San Diego Divorce Attorney explores Divorce and the laws of physics
Paul Staley has some thoughts for the person who has heard one or more horror stories about divorces gone foul.
Someone asked me what I want people to walk away – the one thing I want them to remember when they decide to go forward in their divorce ? I’ve talked to so many people, usually outside of my office and they have what I call “Cocktail Party Horror Stories” divorces. My hope is that I prevent one or two more of those from becoming an unnecessary, destructive reality.
So what do I want you to know? Divorce and physics have a lot in common. Hold on for a minute I’ll explain. Remember from fourth grade science a conversation about inertia the first law of Motion and Newton? An object in motion stays in motion. It will remain in motion unless someone or something stops it. Then there’s the fact that every action creates an equal and opposite reaction.
Every object in a state of uniform motion tends to remain in that state of motion unless an external force is applied to it.
Before I go all Zen on you, you might ask yourself: How does that apply to my divorce and the child custody issues that I face? I’ve seen relatively simple cases end up looking like World War III because someone pushed the “motion” button on some issue. It all began with a simple declaration. Then, a reaction to that declaration. Next, an escalation by the other party (again). And of course, that had to be answered. Within the space of few months, the other parent, who had initially had no qualms about my client’s parenting ability, had crescendo-ed to allegations of neglect bordering on child abuse.

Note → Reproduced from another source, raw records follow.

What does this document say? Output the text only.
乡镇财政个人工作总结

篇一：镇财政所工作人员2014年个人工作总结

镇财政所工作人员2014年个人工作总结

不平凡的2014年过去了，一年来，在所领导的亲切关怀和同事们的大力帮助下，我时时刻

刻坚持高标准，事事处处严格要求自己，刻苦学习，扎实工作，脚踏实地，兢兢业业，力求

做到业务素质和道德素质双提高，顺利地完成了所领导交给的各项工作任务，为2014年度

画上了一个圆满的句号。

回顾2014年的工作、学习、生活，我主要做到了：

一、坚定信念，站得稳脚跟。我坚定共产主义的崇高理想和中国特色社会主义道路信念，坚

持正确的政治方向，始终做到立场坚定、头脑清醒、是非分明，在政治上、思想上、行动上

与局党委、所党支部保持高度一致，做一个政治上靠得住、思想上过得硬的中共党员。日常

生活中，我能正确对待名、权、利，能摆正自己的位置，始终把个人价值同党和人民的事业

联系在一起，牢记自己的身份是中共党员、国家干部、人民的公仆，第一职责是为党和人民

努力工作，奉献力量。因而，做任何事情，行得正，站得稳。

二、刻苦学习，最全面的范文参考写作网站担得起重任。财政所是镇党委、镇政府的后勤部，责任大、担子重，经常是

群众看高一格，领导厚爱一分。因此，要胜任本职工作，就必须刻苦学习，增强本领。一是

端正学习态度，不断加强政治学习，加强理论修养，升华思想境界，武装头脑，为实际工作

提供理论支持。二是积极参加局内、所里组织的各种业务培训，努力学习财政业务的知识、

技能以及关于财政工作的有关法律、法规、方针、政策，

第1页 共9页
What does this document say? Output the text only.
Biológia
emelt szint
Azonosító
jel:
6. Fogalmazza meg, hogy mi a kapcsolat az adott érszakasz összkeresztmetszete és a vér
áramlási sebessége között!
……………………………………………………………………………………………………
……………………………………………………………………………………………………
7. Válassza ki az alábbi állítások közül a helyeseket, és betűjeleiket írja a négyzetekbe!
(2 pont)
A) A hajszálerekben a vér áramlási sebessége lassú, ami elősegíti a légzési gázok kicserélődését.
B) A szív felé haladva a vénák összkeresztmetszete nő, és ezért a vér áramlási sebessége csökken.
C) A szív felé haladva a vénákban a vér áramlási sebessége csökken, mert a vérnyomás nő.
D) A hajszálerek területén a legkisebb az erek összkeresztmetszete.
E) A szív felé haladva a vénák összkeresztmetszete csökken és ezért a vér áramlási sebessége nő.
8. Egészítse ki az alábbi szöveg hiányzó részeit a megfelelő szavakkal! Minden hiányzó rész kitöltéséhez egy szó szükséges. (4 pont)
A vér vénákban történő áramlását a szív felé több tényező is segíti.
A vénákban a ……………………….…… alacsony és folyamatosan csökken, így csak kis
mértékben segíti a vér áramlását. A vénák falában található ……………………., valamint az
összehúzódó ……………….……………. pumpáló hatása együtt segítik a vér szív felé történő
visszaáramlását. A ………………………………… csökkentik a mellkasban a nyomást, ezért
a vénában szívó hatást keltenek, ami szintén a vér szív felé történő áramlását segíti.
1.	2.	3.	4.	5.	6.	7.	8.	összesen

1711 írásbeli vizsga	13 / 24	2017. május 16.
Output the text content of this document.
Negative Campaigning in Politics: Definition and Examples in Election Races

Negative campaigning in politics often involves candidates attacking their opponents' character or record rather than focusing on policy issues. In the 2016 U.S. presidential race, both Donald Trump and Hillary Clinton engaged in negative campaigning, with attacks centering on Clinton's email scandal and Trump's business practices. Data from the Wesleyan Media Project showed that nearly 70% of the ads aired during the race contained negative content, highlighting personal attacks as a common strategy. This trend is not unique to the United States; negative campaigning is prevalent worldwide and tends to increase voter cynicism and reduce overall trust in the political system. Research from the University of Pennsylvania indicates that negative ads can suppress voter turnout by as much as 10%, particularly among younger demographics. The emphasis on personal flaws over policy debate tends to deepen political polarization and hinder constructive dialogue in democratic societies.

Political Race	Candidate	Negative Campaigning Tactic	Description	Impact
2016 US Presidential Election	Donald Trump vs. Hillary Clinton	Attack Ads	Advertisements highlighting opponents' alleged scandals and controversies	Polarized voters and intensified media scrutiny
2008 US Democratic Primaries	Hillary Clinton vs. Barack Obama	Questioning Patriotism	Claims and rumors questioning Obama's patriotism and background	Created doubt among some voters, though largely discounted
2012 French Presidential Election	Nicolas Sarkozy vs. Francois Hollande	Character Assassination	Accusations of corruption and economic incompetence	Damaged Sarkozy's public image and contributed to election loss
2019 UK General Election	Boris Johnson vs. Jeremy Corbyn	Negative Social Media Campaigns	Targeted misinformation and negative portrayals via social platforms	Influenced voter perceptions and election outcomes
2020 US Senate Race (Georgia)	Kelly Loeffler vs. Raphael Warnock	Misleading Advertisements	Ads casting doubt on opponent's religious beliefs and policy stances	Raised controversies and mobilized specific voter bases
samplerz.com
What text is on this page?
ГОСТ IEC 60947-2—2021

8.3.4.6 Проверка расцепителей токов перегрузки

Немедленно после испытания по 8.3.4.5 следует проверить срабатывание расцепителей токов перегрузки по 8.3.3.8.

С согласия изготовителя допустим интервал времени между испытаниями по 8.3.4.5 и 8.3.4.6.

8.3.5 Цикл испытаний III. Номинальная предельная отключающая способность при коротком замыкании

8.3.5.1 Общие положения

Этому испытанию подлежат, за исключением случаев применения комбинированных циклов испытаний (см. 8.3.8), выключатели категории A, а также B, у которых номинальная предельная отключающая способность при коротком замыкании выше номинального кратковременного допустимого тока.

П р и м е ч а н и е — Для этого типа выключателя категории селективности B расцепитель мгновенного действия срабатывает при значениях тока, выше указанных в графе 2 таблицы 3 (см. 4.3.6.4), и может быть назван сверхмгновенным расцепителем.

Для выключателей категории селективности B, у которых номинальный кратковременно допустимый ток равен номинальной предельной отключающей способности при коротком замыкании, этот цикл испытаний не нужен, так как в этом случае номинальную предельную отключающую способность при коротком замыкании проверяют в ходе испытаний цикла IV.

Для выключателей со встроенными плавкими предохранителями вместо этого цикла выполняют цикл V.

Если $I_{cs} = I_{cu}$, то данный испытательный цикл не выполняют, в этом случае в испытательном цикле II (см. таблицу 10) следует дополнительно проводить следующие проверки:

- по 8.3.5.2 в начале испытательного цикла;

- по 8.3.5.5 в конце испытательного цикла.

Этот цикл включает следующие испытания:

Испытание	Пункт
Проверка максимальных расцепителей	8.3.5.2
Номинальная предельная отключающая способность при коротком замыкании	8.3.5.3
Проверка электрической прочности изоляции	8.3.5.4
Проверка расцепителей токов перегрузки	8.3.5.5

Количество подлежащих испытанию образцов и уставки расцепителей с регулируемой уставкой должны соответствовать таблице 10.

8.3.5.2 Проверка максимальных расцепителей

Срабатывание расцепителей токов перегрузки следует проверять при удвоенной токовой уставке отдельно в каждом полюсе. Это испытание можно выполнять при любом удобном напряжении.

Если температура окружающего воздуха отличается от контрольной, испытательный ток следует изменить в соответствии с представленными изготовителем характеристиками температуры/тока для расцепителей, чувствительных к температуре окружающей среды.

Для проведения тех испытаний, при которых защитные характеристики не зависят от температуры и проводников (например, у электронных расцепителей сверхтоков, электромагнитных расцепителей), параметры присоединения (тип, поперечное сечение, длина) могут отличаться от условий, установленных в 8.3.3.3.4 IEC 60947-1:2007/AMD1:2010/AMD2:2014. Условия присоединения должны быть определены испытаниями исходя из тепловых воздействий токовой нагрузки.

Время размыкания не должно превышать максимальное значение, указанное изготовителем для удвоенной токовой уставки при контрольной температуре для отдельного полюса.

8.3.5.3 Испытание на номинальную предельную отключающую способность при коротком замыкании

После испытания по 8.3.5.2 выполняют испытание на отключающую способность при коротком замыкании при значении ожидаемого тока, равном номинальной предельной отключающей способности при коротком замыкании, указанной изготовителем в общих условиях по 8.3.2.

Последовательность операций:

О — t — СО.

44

Whatever you decide to do or how to approach your divorce, you need to remember that the best results are usually to those with the clearest goals. When you set something in motion there will be a response. Those people that have taken the time to define their goals, what’s really important to them, seemed to move through the process more easily. They limit the amount of energy expended, because they are clear on the things that are important to them. Divorce gets ugliest when you have too many issues on the table, all needing decisions. Setting too many things in motion is both emotionally and financially exhausting.